OC PT DirectoryPhysical Therapy · Orange County

Trending

OC Marathon injuries: what runners search for in race week.

3 min read · Published April 24, 2026

Every year, the weeks leading up to the OC Marathon bring the same wave of search traffic to the directory. Race-week aches that started as small problems during the long-run buildup, and a runner who is now wondering whether to push through, taper harder, or call a PT.

The pattern

Marathon training builds for months. The last 4 to 6 weeks are when small problems become problems. Plantar fasciitis that was just morning stiffness is now sharp at every footstrike. IT band tightness that disappeared after a foam roll is now locking up at mile 14. Anterior knee pain shows up on hill repeats. Shin splints get loud. The dreaded suspicion of a stress fracture creeps in around taper week, exactly when nobody wants to hear bad news.

What OC clinics see

Plantar fasciitis. Iliotibial band syndrome. Patellofemoral pain (runner's knee). Achilles tendinitis. Shin splints. Hamstring strains in faster runners doing late tempo work. Hip flexor and adductor tightness in higher-mileage runners. Stress fractures in a smaller number of cases that need imaging, not just PT.

The directory's search data follows the calendar. Weeks before race day, queries for "plantar fasciitis Newport Beach," "runner's knee Orange County," and "IT band syndrome Costa Mesa" climb.

Race-week panic is a real demographic in the data.

Where to start in the directory

A few obvious entry points. Running injury specialist is the broadest filter for clinics that do gait, training-load, and strength work specifically for runners, rather than treating you like a generic ortho case. By body part: knee for the front-of-knee pain and ankle and foot for everything plantar fascia, Achilles, or shin-related. By condition: plantar fasciitis, IT band syndrome, and patellar tendinitis are the three most-searched names this time of year.

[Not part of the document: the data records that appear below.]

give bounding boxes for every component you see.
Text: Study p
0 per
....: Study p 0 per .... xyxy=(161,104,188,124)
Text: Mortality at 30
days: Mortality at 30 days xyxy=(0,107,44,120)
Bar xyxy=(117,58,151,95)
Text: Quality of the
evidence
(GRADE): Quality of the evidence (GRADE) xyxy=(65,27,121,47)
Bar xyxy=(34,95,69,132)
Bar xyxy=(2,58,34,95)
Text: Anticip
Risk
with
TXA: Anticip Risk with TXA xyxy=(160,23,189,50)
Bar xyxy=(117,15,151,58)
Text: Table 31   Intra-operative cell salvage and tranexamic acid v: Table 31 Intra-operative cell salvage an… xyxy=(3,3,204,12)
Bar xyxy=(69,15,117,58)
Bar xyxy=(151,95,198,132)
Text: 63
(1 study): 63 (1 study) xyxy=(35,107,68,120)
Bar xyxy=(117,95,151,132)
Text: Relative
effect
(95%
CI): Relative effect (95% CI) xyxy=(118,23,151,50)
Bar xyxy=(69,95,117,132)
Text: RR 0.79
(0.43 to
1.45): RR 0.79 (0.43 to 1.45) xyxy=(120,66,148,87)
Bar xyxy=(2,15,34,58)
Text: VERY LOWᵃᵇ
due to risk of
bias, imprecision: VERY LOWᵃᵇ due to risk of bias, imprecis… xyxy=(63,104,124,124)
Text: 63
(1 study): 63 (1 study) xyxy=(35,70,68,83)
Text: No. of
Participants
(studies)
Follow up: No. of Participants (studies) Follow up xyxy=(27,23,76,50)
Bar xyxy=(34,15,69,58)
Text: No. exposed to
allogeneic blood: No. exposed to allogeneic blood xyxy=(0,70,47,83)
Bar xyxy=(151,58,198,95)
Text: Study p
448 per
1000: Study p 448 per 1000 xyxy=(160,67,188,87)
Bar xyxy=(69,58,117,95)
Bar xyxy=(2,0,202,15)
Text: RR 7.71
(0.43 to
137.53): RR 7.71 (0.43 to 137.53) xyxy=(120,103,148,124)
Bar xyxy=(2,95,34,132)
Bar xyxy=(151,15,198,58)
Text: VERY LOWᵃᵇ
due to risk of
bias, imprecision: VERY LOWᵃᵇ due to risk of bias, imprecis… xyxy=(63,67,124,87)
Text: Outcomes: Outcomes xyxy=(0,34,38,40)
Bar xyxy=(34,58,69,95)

A reasonable race-week call

The directory does not tell anyone whether to start the race. That is between a runner, their training, their actual symptoms, and a clinician who can put hands on the area. What the directory can do is shorten the gap between "I should probably ask someone" and "I have a phone number for a PT in my city who has seen this exact problem."

Informational only, not medical advice. Confirm with a licensed clinician for your specific case before making race-week decisions.